Ces dernières se sont regroupées et ont repoussé l’invasion, mais l’échec des services de renseignement a longtemps servi de leçon aux responsables israéliens de la sécurité.

« Nous avons déjà vécu une expérience similaire il y a 50 ans sur le front sud à propos d’un scénario qui semblait imaginaire, et l’histoire peut se répéter si nous n’y prenons pas garde », a écrit l’analyste à ses collègues.

Bien que préoccupant, aucun de ces courriels ne laissait prévoir l’imminence d’une guerre. Pas plus que l’analyste n’a remis en question la conviction des responsables du renseignement israélien voulant que Yahya Sinwar, le chef du Hamas, ne soit pas intéressé par une guerre avec Israël.

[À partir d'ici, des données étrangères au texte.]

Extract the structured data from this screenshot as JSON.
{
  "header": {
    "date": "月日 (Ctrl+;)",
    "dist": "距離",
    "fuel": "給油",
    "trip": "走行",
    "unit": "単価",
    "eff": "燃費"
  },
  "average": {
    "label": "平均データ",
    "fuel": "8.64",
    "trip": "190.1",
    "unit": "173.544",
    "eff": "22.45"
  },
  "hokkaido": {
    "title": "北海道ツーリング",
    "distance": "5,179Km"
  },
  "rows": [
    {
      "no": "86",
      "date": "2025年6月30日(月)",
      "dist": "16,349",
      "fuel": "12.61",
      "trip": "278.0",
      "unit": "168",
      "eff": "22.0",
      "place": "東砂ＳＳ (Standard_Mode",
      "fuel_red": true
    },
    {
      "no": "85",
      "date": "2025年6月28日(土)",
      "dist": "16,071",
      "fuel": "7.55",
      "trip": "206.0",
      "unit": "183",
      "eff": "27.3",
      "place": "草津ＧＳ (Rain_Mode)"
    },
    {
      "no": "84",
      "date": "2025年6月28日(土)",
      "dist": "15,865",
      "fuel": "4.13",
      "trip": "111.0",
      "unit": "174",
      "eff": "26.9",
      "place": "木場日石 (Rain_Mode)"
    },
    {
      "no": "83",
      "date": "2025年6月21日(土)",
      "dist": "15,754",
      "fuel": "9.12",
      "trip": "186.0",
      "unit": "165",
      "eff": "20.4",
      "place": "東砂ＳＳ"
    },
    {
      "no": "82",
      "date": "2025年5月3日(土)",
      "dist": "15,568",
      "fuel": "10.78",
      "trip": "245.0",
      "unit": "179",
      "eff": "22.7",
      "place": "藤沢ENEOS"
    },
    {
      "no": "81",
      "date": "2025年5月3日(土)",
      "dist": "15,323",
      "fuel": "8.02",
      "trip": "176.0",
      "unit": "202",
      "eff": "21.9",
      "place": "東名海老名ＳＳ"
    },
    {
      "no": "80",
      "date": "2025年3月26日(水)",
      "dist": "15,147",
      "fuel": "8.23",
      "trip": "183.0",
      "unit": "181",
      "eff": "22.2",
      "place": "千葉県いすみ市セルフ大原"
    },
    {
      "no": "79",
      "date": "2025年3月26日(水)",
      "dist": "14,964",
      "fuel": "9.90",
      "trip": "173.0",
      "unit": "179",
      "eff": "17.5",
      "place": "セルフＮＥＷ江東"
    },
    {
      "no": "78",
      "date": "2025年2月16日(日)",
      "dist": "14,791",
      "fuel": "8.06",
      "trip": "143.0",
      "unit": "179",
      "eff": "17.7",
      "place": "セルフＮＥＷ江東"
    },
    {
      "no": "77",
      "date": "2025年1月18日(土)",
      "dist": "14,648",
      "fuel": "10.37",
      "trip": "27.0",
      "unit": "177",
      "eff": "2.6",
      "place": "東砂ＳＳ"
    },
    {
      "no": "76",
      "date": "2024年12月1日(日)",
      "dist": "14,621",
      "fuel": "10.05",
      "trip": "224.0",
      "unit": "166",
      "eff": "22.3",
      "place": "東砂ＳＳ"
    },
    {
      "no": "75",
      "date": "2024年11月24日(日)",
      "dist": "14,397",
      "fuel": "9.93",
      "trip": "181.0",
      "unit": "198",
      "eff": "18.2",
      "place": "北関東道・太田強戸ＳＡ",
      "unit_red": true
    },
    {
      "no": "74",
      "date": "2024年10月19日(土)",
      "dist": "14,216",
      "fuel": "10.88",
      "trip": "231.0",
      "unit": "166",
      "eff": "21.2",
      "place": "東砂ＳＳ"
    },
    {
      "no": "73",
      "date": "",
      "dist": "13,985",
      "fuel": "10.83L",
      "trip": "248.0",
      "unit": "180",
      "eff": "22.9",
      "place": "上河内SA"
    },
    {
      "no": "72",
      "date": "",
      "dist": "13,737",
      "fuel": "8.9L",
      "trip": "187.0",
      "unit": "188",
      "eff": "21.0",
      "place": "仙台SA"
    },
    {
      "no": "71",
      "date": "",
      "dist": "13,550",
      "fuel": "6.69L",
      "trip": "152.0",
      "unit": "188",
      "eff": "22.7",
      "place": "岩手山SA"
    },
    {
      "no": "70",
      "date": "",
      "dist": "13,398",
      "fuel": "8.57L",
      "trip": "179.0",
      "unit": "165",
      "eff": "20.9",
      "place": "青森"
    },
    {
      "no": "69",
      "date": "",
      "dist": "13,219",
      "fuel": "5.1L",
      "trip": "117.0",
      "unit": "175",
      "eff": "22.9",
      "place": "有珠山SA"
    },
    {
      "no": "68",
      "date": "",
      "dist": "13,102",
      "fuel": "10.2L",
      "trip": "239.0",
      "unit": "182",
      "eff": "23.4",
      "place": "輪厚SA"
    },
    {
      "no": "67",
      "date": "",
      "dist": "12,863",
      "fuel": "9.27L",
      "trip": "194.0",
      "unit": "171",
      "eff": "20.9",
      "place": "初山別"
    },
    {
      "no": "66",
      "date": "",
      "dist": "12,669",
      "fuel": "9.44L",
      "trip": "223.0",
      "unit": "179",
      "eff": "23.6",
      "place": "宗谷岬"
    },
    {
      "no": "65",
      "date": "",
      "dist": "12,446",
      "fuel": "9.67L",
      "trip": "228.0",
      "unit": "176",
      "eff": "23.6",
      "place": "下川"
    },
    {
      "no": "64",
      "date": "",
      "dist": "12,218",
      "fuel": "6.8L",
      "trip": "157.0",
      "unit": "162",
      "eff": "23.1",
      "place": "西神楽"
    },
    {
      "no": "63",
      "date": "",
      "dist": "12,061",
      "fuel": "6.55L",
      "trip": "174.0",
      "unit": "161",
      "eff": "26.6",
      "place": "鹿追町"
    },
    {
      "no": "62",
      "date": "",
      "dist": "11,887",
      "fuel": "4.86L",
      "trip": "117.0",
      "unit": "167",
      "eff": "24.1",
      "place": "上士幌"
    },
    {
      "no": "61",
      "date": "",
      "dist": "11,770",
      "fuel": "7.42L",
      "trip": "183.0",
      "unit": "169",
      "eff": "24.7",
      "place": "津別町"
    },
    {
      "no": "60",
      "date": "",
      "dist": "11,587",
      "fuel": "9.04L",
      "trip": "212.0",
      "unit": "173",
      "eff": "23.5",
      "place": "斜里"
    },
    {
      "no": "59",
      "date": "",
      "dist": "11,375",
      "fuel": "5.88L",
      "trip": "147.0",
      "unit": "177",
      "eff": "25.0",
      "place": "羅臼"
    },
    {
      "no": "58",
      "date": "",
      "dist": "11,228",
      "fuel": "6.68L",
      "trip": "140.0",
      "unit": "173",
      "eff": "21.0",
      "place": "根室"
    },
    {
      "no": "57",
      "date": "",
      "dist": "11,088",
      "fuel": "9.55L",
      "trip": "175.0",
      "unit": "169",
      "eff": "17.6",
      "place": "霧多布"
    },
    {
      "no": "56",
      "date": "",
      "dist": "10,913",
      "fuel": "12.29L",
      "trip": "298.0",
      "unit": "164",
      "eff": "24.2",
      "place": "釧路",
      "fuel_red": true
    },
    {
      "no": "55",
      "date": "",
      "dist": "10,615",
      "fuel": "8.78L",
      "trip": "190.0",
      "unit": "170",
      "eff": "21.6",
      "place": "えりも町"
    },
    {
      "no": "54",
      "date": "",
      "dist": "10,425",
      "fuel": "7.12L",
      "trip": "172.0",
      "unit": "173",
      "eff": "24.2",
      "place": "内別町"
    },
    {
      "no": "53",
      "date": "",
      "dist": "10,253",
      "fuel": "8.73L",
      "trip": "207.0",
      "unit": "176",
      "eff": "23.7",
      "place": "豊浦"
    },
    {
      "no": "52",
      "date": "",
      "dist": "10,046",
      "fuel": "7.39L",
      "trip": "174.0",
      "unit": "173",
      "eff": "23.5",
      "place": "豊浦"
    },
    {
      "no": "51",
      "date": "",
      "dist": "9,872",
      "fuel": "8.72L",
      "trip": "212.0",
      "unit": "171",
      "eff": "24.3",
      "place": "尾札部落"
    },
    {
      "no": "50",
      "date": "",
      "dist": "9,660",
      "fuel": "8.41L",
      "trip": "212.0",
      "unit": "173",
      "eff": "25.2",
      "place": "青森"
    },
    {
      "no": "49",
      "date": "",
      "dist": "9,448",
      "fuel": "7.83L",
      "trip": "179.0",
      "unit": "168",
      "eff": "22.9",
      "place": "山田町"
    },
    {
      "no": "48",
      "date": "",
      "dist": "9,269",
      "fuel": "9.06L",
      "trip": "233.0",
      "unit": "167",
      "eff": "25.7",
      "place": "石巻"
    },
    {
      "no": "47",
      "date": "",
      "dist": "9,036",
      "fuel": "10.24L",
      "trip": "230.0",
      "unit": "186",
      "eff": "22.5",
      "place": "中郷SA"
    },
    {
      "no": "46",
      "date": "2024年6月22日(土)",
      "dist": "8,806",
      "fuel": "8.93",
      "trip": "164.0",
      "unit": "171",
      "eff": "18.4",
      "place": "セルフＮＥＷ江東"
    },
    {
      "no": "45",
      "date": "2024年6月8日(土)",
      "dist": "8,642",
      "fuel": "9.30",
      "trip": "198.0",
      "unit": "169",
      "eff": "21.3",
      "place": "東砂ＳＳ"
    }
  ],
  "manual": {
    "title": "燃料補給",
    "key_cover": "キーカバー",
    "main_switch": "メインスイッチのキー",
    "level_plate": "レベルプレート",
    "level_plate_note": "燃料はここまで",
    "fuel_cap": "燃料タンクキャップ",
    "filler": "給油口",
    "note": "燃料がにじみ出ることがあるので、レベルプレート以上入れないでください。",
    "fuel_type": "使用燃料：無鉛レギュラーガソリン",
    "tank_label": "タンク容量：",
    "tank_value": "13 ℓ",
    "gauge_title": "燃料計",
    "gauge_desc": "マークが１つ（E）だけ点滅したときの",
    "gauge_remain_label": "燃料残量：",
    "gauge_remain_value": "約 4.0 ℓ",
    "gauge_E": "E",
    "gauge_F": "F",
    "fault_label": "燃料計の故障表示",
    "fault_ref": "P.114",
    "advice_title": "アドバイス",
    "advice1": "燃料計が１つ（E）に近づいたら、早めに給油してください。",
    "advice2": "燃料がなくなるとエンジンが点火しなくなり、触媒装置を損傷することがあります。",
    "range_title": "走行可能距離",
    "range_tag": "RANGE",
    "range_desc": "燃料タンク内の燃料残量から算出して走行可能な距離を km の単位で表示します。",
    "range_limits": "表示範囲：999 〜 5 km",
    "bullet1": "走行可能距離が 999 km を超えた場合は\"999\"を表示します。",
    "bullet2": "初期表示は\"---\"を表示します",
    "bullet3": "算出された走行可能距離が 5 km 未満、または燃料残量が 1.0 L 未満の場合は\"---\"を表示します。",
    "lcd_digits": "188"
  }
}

Mais elle a correctement évalué que les capacités du Hamas s’étaient considérablement améliorées. L’écart entre le possible et ce qui était souhaité s’était considérablement réduit.

Cette incapacité à relier les différents éléments fait écho à un autre échec analytique survenu il y a plus de vingt ans, lorsque les autorités américaines disposaient de multiples indications indiquant que le groupe terroriste Al-Qaïda préparait un assaut.

Une commission gouvernementale a conclu que les attentats du 11 septembre 2001 contre le World Trade Center et le Pentagone étaient en grande partie dus à un échec de l’analyse et à un manque d’imagination.

« L’échec des services de renseignement israéliens le 7 octobre ressemble de plus en plus à notre 11 septembre », a déclaré Ted Singer, un haut fonctionnaire de la C.I.A. depuis peu retraité qui a beaucoup travaillé au Moyen-Orient.

« La défaillance réside dans le fait que l’analyse n’a pas été capable de brosser pour les yeux des dirigeants militaires et politiques un tableau suffisamment convaincant, démontrant que le Hamas avait l’intention de lancer l’attaque au moment où il l’a fait ».